STS-105 returned to Earth on August 22, 2001. The shuttle Discovery passed about 40 degrees above the Southern horizon as seen from Houston. Closest approach to Houston occurred at about 1:08 PM CDT with landing occuring at 1:23 PM CDT. Below is the path of Discovery across the Southern U.S. The image is cropped from one on the NASA spaceflight web site.
An attempt was made to photograph the shuttle as on earlier reentries. Due to the pass occuring in daylight and the presence of a thin haze, the vehicle was not seen. Fortunately the pass was close enough that a faint sonic boom could be heard approximately 5 minutes after the closest point of the pass.
At closest approach, Discovery was 56 statute miles from the observing point. Its altitude was about 170,000 feet and it was travelling at about Mach 16. During the pass it was rolled 77 degrees to the right.

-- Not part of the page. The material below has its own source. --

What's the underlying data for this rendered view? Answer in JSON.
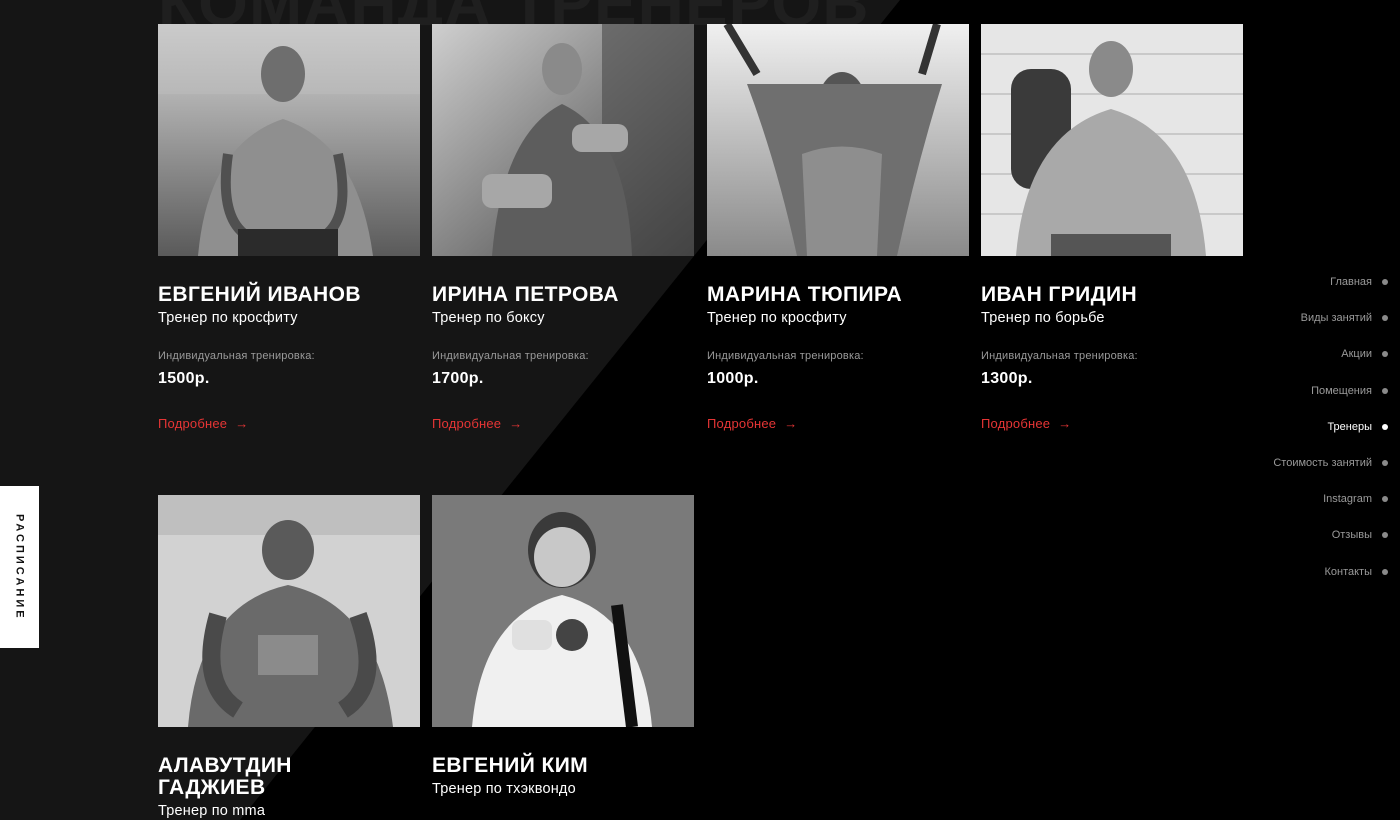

Below are sound files of the sonic boom in two formats. The quality is not great as the recording was made using a laptop computer through its built-in microphone. The whine of the hard drive is almost as loud as the sonic boom itself. Despite this, the boom on the recording is a relatively faithful reproduction of what was heard during the event.
A view of the waveform is shown in the graph below. The sonic boom is located about 1 second into the plot. The trace does not show the textbook N-wave shape of the pressure fluctuation during a sonic boom. This probably has something to do with the 56 miles of atmosphere the shock waves had to traverse.